My part of this job was to hold up the bottom fence wire so Sean could back the mower under it and cut the grass. I could do this because Hi-tensile wire stretches, then when released, springs back to its original shape. So, I was holding up the wire, he backed under it and cut the grass, then pulled the tractor ahead to position the mower for the next cut. As he pulled ahead, the tread of the tractor tire caught the wire and the wire stretched further and further and the tension grew.
I was yelling at Sean, but of course he could not hear me over the tractor engine. I was terrified the wire would break and in springing back might hit Sean and do terrible damage. Of course, I had not had the sense to let go of the wire, and as Sean, who was still unaware of all this, began backing up to the next stretch of fence, the wire came off the tread where it had been caught and sprang back and caught my left hand between the little finger and the ring finger, cutting a huge gash between them.
The pain was terrible! I was jumping around and holding onto the wounded hand with my right hand, and blood was spurting all over. Sean had not seen any of this, but suddenly he saw me jumping around, saw the blood, stopped the tractor and came running to find out what had happened. We had to get to the house, but we were on the far side of the windbreak, and had to climb over the outer fence around it, and then its inner fence, to get to the house, which was a pretty difficult thing to do with the injured hand.
When we got to the house we washed the hand under running water so we could see how much damage there was.
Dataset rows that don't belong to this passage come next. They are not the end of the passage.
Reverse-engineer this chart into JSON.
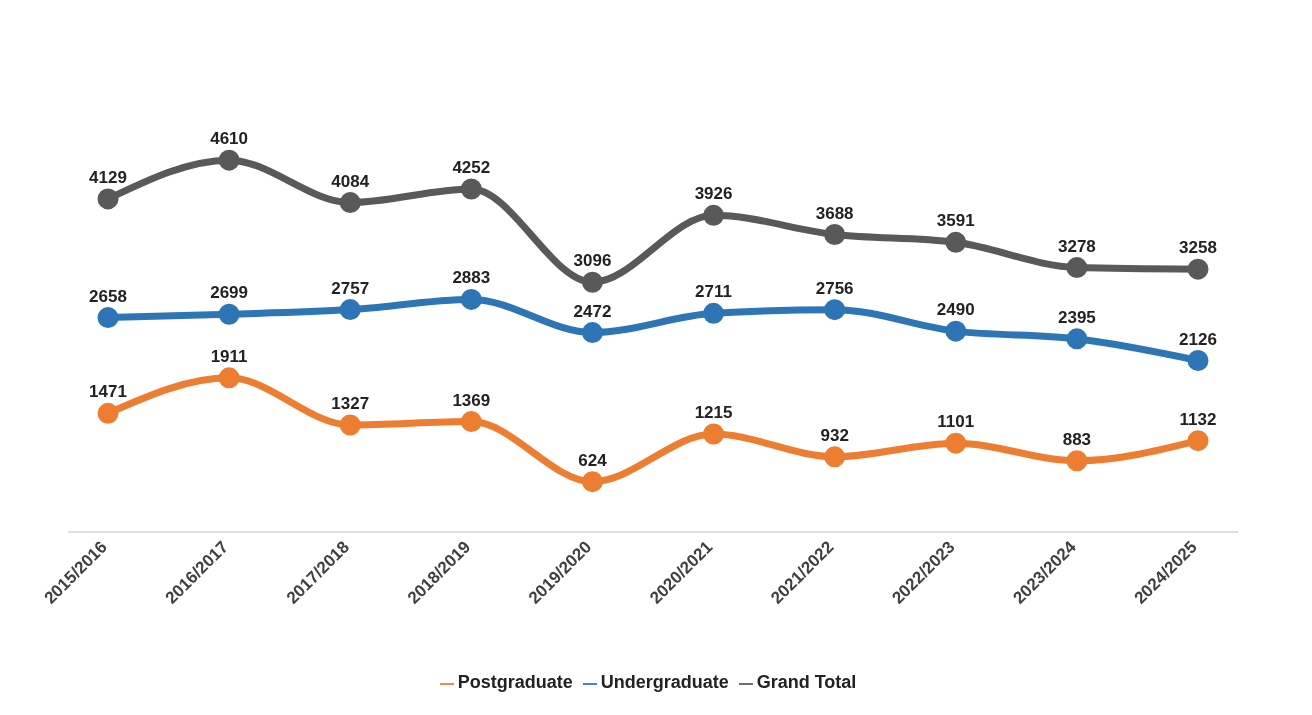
{
  "chart_data": {
    "type": "line",
    "categories": [
      "2015/2016",
      "2016/2017",
      "2017/2018",
      "2018/2019",
      "2019/2020",
      "2020/2021",
      "2021/2022",
      "2022/2023",
      "2023/2024",
      "2024/2025"
    ],
    "series": [
      {
        "name": "Postgraduate",
        "color": "#ed7d31",
        "values": [
          1471,
          1911,
          1327,
          1369,
          624,
          1215,
          932,
          1101,
          883,
          1132
        ]
      },
      {
        "name": "Undergraduate",
        "color": "#2e75b6",
        "values": [
          2658,
          2699,
          2757,
          2883,
          2472,
          2711,
          2756,
          2490,
          2395,
          2126
        ]
      },
      {
        "name": "Grand Total",
        "color": "#595959",
        "values": [
          4129,
          4610,
          4084,
          4252,
          3096,
          3926,
          3688,
          3591,
          3278,
          3258
        ]
      }
    ],
    "tick_labels": "x",
    "data_labels": true,
    "legend": "bottom",
    "marker": "circle",
    "line_style": "solid"
  }
}
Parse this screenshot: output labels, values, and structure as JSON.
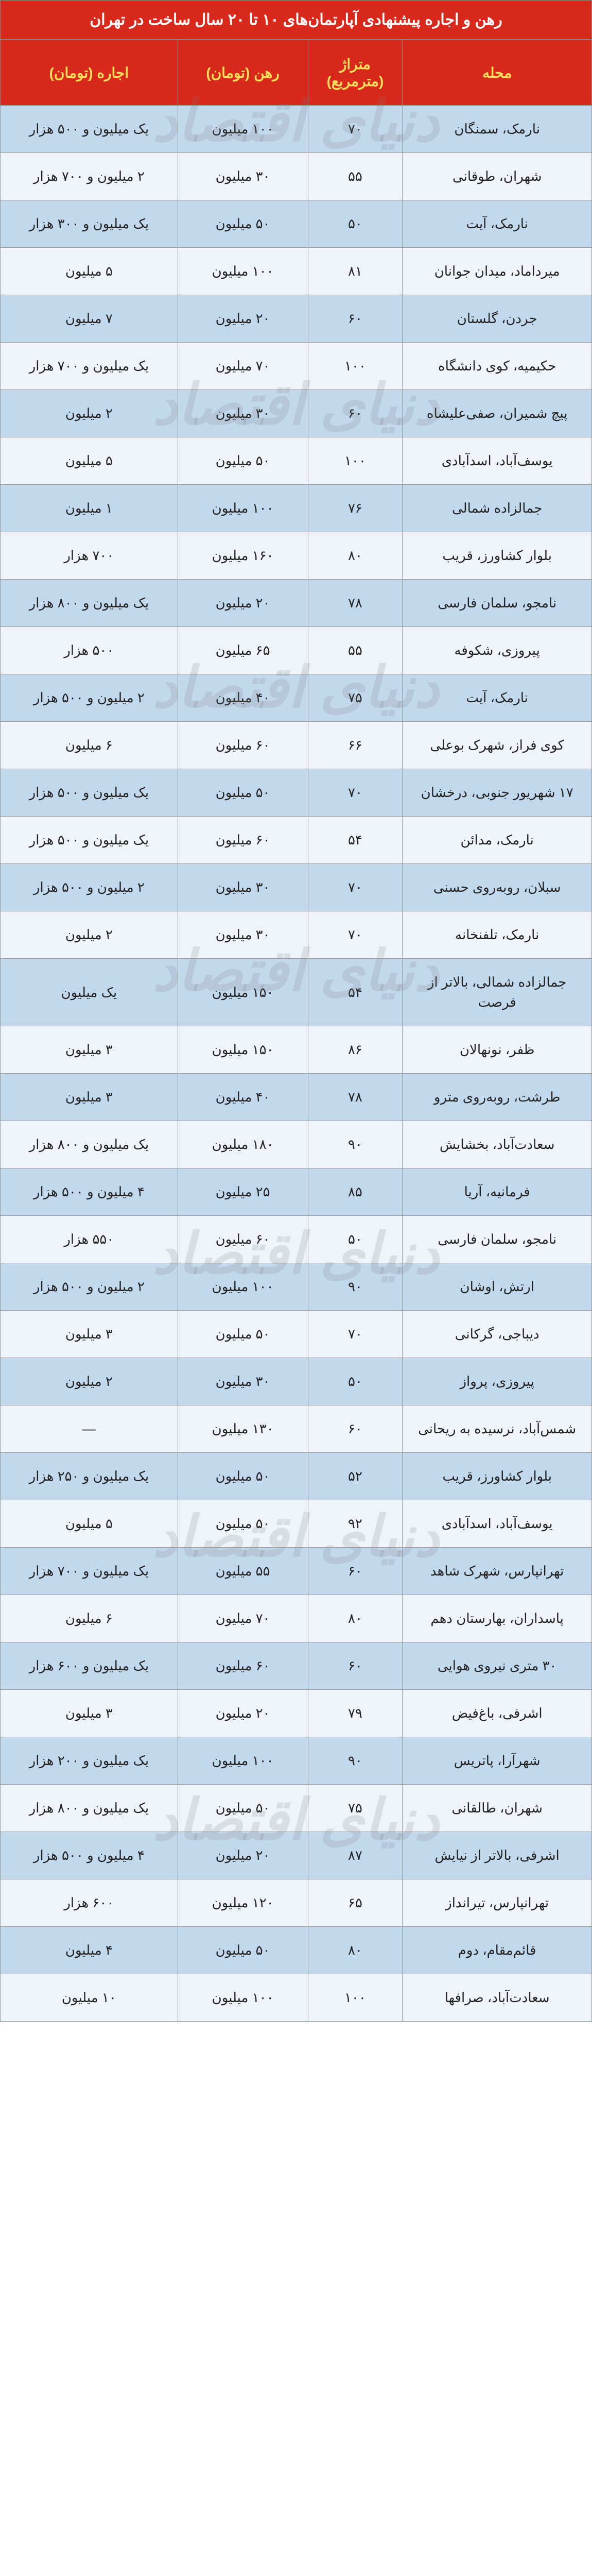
{
  "title": "رهن و اجاره پیشنهادی آپارتمان‌های ۱۰ تا ۲۰ سال ساخت در تهران",
  "columns": {
    "neighborhood": "محله",
    "area": "متراژ (مترمربع)",
    "deposit": "رهن (تومان)",
    "rent": "اجاره (تومان)"
  },
  "watermark_text": "دنیای اقتصاد",
  "watermark_positions_pct": [
    6,
    20,
    34,
    48,
    62,
    76,
    90
  ],
  "colors": {
    "header_bg": "#d9291c",
    "header_title_text": "#ffffff",
    "header_col_text": "#fde05a",
    "row_odd": "#c2d8ed",
    "row_even": "#eef4fa",
    "border": "#999999",
    "body_text": "#222222"
  },
  "rows": [
    {
      "neighborhood": "نارمک، سمنگان",
      "area": "۷۰",
      "deposit": "۱۰۰ میلیون",
      "rent": "یک میلیون و ۵۰۰ هزار"
    },
    {
      "neighborhood": "شهران، طوقانی",
      "area": "۵۵",
      "deposit": "۳۰ میلیون",
      "rent": "۲ میلیون و ۷۰۰ هزار"
    },
    {
      "neighborhood": "نارمک، آیت",
      "area": "۵۰",
      "deposit": "۵۰ میلیون",
      "rent": "یک میلیون و ۳۰۰ هزار"
    },
    {
      "neighborhood": "میرداماد، میدان جوانان",
      "area": "۸۱",
      "deposit": "۱۰۰ میلیون",
      "rent": "۵ میلیون"
    },
    {
      "neighborhood": "جردن، گلستان",
      "area": "۶۰",
      "deposit": "۲۰ میلیون",
      "rent": "۷ میلیون"
    },
    {
      "neighborhood": "حکیمیه، کوی دانشگاه",
      "area": "۱۰۰",
      "deposit": "۷۰ میلیون",
      "rent": "یک میلیون و ۷۰۰ هزار"
    },
    {
      "neighborhood": "پیچ شمیران، صفی‌علیشاه",
      "area": "۶۰",
      "deposit": "۳۰ میلیون",
      "rent": "۲ میلیون"
    },
    {
      "neighborhood": "یوسف‌آباد، اسدآبادی",
      "area": "۱۰۰",
      "deposit": "۵۰ میلیون",
      "rent": "۵ میلیون"
    },
    {
      "neighborhood": "جمالزاده شمالی",
      "area": "۷۶",
      "deposit": "۱۰۰ میلیون",
      "rent": "۱ میلیون"
    },
    {
      "neighborhood": "بلوار کشاورز، قریب",
      "area": "۸۰",
      "deposit": "۱۶۰ میلیون",
      "rent": "۷۰۰ هزار"
    },
    {
      "neighborhood": "نامجو، سلمان فارسی",
      "area": "۷۸",
      "deposit": "۲۰ میلیون",
      "rent": "یک میلیون و ۸۰۰ هزار"
    },
    {
      "neighborhood": "پیروزی، شکوفه",
      "area": "۵۵",
      "deposit": "۶۵ میلیون",
      "rent": "۵۰۰ هزار"
    },
    {
      "neighborhood": "نارمک، آیت",
      "area": "۷۵",
      "deposit": "۴۰ میلیون",
      "rent": "۲ میلیون و ۵۰۰ هزار"
    },
    {
      "neighborhood": "کوی فراز، شهرک بوعلی",
      "area": "۶۶",
      "deposit": "۶۰ میلیون",
      "rent": "۶ میلیون"
    },
    {
      "neighborhood": "۱۷ شهریور جنوبی، درخشان",
      "area": "۷۰",
      "deposit": "۵۰ میلیون",
      "rent": "یک میلیون و ۵۰۰ هزار"
    },
    {
      "neighborhood": "نارمک، مدائن",
      "area": "۵۴",
      "deposit": "۶۰ میلیون",
      "rent": "یک میلیون و ۵۰۰ هزار"
    },
    {
      "neighborhood": "سبلان، روبه‌روی حسنی",
      "area": "۷۰",
      "deposit": "۳۰ میلیون",
      "rent": "۲ میلیون و ۵۰۰ هزار"
    },
    {
      "neighborhood": "نارمک، تلفنخانه",
      "area": "۷۰",
      "deposit": "۳۰ میلیون",
      "rent": "۲ میلیون"
    },
    {
      "neighborhood": "جمالزاده شمالی، بالاتر از فرصت",
      "area": "۵۴",
      "deposit": "۱۵۰ میلیون",
      "rent": "یک میلیون"
    },
    {
      "neighborhood": "ظفر، نونهالان",
      "area": "۸۶",
      "deposit": "۱۵۰ میلیون",
      "rent": "۳ میلیون"
    },
    {
      "neighborhood": "طرشت، روبه‌روی مترو",
      "area": "۷۸",
      "deposit": "۴۰ میلیون",
      "rent": "۳ میلیون"
    },
    {
      "neighborhood": "سعادت‌آباد، بخشایش",
      "area": "۹۰",
      "deposit": "۱۸۰ میلیون",
      "rent": "یک میلیون و ۸۰۰ هزار"
    },
    {
      "neighborhood": "فرمانیه، آریا",
      "area": "۸۵",
      "deposit": "۲۵ میلیون",
      "rent": "۴ میلیون و ۵۰۰ هزار"
    },
    {
      "neighborhood": "نامجو، سلمان فارسی",
      "area": "۵۰",
      "deposit": "۶۰ میلیون",
      "rent": "۵۵۰ هزار"
    },
    {
      "neighborhood": "ارتش، اوشان",
      "area": "۹۰",
      "deposit": "۱۰۰ میلیون",
      "rent": "۲ میلیون و ۵۰۰ هزار"
    },
    {
      "neighborhood": "دیباجی، گرکانی",
      "area": "۷۰",
      "deposit": "۵۰ میلیون",
      "rent": "۳ میلیون"
    },
    {
      "neighborhood": "پیروزی، پرواز",
      "area": "۵۰",
      "deposit": "۳۰ میلیون",
      "rent": "۲ میلیون"
    },
    {
      "neighborhood": "شمس‌آباد، نرسیده به ریحانی",
      "area": "۶۰",
      "deposit": "۱۳۰ میلیون",
      "rent": "—"
    },
    {
      "neighborhood": "بلوار کشاورز، قریب",
      "area": "۵۲",
      "deposit": "۵۰ میلیون",
      "rent": "یک میلیون و ۲۵۰ هزار"
    },
    {
      "neighborhood": "یوسف‌آباد، اسدآبادی",
      "area": "۹۲",
      "deposit": "۵۰ میلیون",
      "rent": "۵ میلیون"
    },
    {
      "neighborhood": "تهرانپارس، شهرک شاهد",
      "area": "۶۰",
      "deposit": "۵۵ میلیون",
      "rent": "یک میلیون و ۷۰۰ هزار"
    },
    {
      "neighborhood": "پاسداران، بهارستان دهم",
      "area": "۸۰",
      "deposit": "۷۰ میلیون",
      "rent": "۶ میلیون"
    },
    {
      "neighborhood": "۳۰ متری نیروی هوایی",
      "area": "۶۰",
      "deposit": "۶۰ میلیون",
      "rent": "یک میلیون و ۶۰۰ هزار"
    },
    {
      "neighborhood": "اشرفی، باغ‌فیض",
      "area": "۷۹",
      "deposit": "۲۰ میلیون",
      "rent": "۳ میلیون"
    },
    {
      "neighborhood": "شهرآرا، پاتریس",
      "area": "۹۰",
      "deposit": "۱۰۰ میلیون",
      "rent": "یک میلیون و ۲۰۰ هزار"
    },
    {
      "neighborhood": "شهران، طالقانی",
      "area": "۷۵",
      "deposit": "۵۰ میلیون",
      "rent": "یک میلیون و ۸۰۰ هزار"
    },
    {
      "neighborhood": "اشرفی، بالاتر از نیایش",
      "area": "۸۷",
      "deposit": "۲۰ میلیون",
      "rent": "۴ میلیون و ۵۰۰ هزار"
    },
    {
      "neighborhood": "تهرانپارس، تیرانداز",
      "area": "۶۵",
      "deposit": "۱۲۰ میلیون",
      "rent": "۶۰۰ هزار"
    },
    {
      "neighborhood": "قائم‌مقام، دوم",
      "area": "۸۰",
      "deposit": "۵۰ میلیون",
      "rent": "۴ میلیون"
    },
    {
      "neighborhood": "سعادت‌آباد، صرافها",
      "area": "۱۰۰",
      "deposit": "۱۰۰ میلیون",
      "rent": "۱۰ میلیون"
    }
  ]
}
We figured it needed stitches, but how could it be stitched when moving the fingers apart opened up the huge gash between them? We decided the best thing we could do was thoroughly disinfect the wound, then leaving the fingers closed together, bind up the whole hand in a huge bandage. That is what we did, and it worked!
I had to wear a bandage for a long while, but the wound slowly healed, and only left a very neat scar on both fingers. I had come perilously close to losing two fingers!